Although much of the Pleistocene megafauna's notional extinction date is roughly 8,000 B.C. although a few samples suggest that they may have hung on longer than previously believed. In Tennessee, one specimen of a Columbian mammoth was fairly reliably dated to about 5,800 B.C. That certainly puts it within spitting range of the Jaredites, especially if you assume that the scanty nature of fossil finds makes reliable end-dates very difficult to pin down. One find can push it into younger territory by fairly large margins.

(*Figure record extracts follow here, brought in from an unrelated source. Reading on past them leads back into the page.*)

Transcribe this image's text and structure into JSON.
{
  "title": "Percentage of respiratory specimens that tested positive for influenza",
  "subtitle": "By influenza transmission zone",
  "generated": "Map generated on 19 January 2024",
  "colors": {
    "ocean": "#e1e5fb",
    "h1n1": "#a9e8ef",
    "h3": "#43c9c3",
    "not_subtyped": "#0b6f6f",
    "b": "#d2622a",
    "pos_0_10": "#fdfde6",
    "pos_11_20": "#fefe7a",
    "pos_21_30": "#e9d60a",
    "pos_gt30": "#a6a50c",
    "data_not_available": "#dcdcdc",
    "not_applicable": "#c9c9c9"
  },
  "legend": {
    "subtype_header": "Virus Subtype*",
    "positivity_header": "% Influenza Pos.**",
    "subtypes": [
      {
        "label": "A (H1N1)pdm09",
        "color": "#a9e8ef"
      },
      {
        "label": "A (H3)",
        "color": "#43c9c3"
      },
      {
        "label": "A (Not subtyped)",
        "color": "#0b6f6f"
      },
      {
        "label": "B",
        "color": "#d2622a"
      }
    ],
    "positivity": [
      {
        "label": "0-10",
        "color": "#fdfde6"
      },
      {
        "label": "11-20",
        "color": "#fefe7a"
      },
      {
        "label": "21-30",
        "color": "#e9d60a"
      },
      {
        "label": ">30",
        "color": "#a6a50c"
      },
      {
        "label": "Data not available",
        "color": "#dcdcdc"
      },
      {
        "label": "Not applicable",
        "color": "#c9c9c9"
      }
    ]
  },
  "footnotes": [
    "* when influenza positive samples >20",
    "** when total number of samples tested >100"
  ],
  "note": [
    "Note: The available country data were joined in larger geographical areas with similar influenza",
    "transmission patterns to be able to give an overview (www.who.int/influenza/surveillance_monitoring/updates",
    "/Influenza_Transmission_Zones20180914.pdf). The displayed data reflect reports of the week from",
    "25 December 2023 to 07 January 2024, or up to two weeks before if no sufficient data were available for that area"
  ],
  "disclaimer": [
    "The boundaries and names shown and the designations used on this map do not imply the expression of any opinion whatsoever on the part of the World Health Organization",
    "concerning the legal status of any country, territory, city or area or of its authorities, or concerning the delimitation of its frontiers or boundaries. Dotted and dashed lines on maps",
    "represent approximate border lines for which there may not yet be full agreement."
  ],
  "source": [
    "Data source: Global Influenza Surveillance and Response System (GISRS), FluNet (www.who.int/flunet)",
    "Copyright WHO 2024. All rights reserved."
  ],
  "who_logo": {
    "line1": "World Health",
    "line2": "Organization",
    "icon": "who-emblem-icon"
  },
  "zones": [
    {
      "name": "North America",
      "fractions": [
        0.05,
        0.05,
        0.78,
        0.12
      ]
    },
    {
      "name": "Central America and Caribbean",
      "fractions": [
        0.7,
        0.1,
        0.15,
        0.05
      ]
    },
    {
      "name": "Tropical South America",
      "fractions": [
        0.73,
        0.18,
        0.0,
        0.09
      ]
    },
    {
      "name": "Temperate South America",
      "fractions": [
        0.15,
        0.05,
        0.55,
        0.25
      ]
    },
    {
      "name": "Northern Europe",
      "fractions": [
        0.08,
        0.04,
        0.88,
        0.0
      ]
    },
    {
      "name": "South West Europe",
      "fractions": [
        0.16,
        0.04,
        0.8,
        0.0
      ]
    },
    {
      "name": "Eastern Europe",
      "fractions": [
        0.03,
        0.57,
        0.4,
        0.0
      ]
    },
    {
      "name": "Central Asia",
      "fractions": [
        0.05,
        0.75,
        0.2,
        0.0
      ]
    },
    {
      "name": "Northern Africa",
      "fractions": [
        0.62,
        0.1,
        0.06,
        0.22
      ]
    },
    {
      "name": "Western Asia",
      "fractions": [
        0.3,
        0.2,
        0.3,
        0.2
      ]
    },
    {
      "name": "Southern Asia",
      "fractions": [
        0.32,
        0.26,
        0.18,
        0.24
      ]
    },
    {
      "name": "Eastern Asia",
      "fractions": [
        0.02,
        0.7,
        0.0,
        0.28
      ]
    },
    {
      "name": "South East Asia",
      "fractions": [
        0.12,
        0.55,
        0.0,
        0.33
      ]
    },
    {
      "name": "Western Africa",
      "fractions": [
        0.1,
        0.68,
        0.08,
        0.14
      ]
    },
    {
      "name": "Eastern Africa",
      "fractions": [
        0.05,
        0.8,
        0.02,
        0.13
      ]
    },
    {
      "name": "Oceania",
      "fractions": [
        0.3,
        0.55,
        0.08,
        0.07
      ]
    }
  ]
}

Mostly, though, I don't bring this up for any reason other than I think it'd be really cool to have complex, metropolitan civilizations that lived in Pleistocene North America, domesticated mammoths (and probably other animals as well) and were generally a visual treat to look at. How cool is that? The passage referenced above just got me going on that. The sword & sorcery setting that I've been kicking around for a few weeks is also based on pretty much that exact same premise, and I like it more and more as I dig around to refresh my memory of the North American pleistocene megafauna.